Sözlerini sürdüren Küpelioğlu, “Bildiğimiz gibi, enflasyonun oluşmasında 3 önemli etken vardır. Bunlar: Arz azlığı- Talep fazlalığı- girdi maliyetlerindeki anormal artış. (Bunun en önemli nedenlerinden biri dolardaki anormal artıştır) Birçok üründe arzın yetersizliğine rağmen, tarım politikalarındaki adaletsizlikler nedeniyle, üreticinin kazancı düşük düzeyde kalmaktadır. Bu saptamanın doğruluğunu, buğday için çiftçimize ödenen ücret ile ithal buğday arasında 2 kat fark olmasını gösterebiliriz. Dolar karşısında Türk Lirasının değer kaybında dünya lideri olmamız nedeniyle gübre-yem- akaryakıt fiyatlarındaki anormal artış tarım maliyetlerini artırmıştır. Sonuçta üreticimiz yeterli gelir elde edememektedir. Tarım girdilerinin içindeki önemli bir maliyet unsuru olan işçi ücretleri bu aşamada çok önemli olmuştur. İşte tartışmalar bu eksende gelişmektedir” dedi.

“BELKİ O ZAMAN YAŞASIN ENFLASYON DİYEBİLİRDİK”


Her iki tarafın da fakirleştiğinin altını çizen Küpelioğlu, “Enflasyon karşısında çaresizdirler. Keşke ‘Yaşasın enflasyon’ diyebilseydik. Diğer bir deyişle, keşke ürün fiyatlarımız ve işçilik ücretleri enflasyonun üzerinde olabilseydi. Neden olmasın diyebilmeliyiz ve bunu istemek hakkımızdır. Bu isteğimizi yerine getirecek olanlar ise yöneticilerdir. Buğdayın- zeytinin- tütünün ve ürettiğimiz tüm ürünlerin fiyatlarının geçen yıla göre üretici enflasyonu yüzde 120 oluğunu düşünür isek, buna göre artığını düşünelim. 2021’de 35 TL olan tütün alım fiyatının 90 TL olduğunu düşünelim. İşte o zaman yaşasın enflasyon diyebilirdik” şeklinde konuştu.

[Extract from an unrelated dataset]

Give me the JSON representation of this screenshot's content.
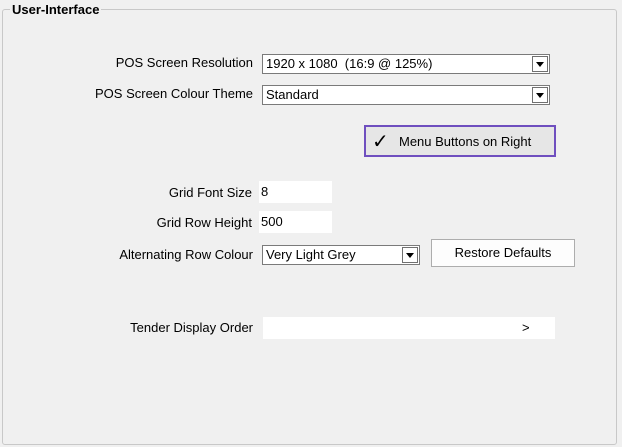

TRAKTÖR VE AYÇİÇEĞİ HESABIYLA ORTAYA KOYDU


Durumu örnekle açıklayan Küpelioğlu, “Şimdi ne durumdayız? Birbirimize düşüyoruz. Yanlış yapıyoruz. Tütün üreticisinin geçen aldığı bir traktörü bugün alabilmesi için tütünün kilosunun 90 TL olması gerekir. İşte o zaman yaşasın enflasyon diyebiliriz. Çiftçinin cebine giren paranın geçen seneye göre daha fazla olması, bu işten karlı olduğu anlamına gelmez. Eğer tütünü 50 TL den sattı ise fakirleşmiş demektir. Geçen sene 7 ton tütün satarak aldığı traktörü, bu sene 10 ton tütün satarak alabilmektedir. Yani fakirleşmiştir. Tarım işçisi için de durum farklı değildir. Geçen seneki ücret 120 TL iken bu sene ziraat odası 170 TL olarak belirlemiştir. Bir tarım işçisinin 2021 yılında aldığı 5 kg ayçiçeği yağını, 2022 yılında alabilmesi için günlük işçi ücretinin 240 TL olması gereklidir. Sonuçta hem çiftçi, hem de işçi fakirleşmiştir. Asıl sorun bunun farkına varmaktır” dedi.